U.S. Pressure Helped Prompt Egypt's Call for Competitive Race
WASHINGTON — Egyptian President Hosni Mubarak's dramatic decision to allow a competitive presidential election comes amid a behind-the-scenes struggle by the Bush administration and Congress to require Cairo to spend part of its annual $2 billion in U.S. aid on political and economic reform.
Because the Egyptian government has been unwilling to accede to U.S. demands, administration officials said, $1 billion in U.S. aid for financial reform and $80 million to foster democracy have gone unspent.
In addition to putting conditions on the aid, the White House has been sending increasingly pointed signals to Mubarak that President Bush is serious about the need for democratic reform in Egypt.

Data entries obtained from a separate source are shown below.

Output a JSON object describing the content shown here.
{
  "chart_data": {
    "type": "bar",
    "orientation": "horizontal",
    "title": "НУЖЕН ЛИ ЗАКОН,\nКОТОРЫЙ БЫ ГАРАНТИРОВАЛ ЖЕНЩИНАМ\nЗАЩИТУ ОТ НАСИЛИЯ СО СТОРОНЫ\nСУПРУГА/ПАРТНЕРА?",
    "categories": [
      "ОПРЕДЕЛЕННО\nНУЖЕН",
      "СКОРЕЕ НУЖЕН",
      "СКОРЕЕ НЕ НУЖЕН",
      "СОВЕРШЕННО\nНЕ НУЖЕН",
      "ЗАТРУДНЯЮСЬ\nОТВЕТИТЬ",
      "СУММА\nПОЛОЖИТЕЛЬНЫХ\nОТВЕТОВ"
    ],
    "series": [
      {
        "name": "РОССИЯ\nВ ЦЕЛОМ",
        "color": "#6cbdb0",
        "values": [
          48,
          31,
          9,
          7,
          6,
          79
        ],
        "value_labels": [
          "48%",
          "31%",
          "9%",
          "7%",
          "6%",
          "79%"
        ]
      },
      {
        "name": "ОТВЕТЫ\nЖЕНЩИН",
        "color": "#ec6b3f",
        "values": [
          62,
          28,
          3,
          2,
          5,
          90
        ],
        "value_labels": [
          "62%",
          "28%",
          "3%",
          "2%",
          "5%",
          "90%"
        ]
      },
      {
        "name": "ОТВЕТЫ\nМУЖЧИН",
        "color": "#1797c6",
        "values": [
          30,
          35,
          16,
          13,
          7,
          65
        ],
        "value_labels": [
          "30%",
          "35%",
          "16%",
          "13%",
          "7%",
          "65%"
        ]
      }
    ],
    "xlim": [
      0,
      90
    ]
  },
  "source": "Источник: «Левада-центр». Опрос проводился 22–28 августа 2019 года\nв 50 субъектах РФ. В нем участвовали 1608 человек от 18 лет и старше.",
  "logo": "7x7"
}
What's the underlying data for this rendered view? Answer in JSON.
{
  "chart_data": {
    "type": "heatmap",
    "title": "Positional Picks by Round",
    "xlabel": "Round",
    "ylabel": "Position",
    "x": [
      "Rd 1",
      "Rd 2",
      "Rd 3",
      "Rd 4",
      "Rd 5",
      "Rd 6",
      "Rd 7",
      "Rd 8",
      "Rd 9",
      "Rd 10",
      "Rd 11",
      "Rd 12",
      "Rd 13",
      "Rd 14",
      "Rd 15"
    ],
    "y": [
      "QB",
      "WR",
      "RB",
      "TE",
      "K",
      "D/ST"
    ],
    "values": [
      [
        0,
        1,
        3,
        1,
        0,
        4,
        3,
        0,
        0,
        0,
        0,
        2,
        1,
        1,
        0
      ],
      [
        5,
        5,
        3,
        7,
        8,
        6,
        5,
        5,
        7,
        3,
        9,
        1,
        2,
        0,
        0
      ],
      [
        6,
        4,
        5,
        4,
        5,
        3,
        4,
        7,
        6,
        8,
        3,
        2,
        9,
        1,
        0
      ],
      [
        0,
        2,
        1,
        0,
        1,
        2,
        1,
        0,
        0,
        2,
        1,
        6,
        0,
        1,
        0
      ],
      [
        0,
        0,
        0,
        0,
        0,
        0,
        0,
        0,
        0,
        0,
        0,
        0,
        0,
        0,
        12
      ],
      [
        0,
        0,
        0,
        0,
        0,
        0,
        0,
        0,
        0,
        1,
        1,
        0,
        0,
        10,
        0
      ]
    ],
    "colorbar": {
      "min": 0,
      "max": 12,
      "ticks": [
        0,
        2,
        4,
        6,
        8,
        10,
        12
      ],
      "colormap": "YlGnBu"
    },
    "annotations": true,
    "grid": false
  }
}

But officials said they did not believe that U.S. pressure alone forced Mubarak's hand.
"U.S. pressure was certainly material," said an official who spoke on condition of anonymity. "But [Mubarak's] people are sitting watching TV. You've seen free elections in Palestine, free elections in Iraq, hundreds of thousands of people demonstrating on the streets in Lebanon, illegitimate elections overturned in Georgia, illegitimate elections being overturned in Ukraine
The State Department appeared to be as surprised as anyone by Mubarak's announcement Saturday that he would open up the constitutional process to allow other candidates to run for president in the fall election. Since the monarchy was overthrown in 1952, Egyptian presidential elections have involved only voting "yes" or "no" on a single candidate nominated by parliament.
"I'm not aware we had any advance warning on it," a senior State Department official said. "There may have been a late cable [from Cairo] Friday that I don't know about."
The official said Assistant Secretary of State William J. Burns spoke by telephone last week with Nabil Fahmy, Egypt's ambassador to the U.S., after Cairo canceled plans for a joint meeting of the Arab League and the Group of 8 nations to discuss reforms.
Egypt and the United States had clashed over the agenda for that meeting.
A subsequent decision by U.S. Secretary of State Condoleezza Rice to cut Egypt and Saudi Arabia from a trip this week merely added to tensions between Washington and Cairo. Rice will now travel only to London for the launch of a conference on Palestinian reform.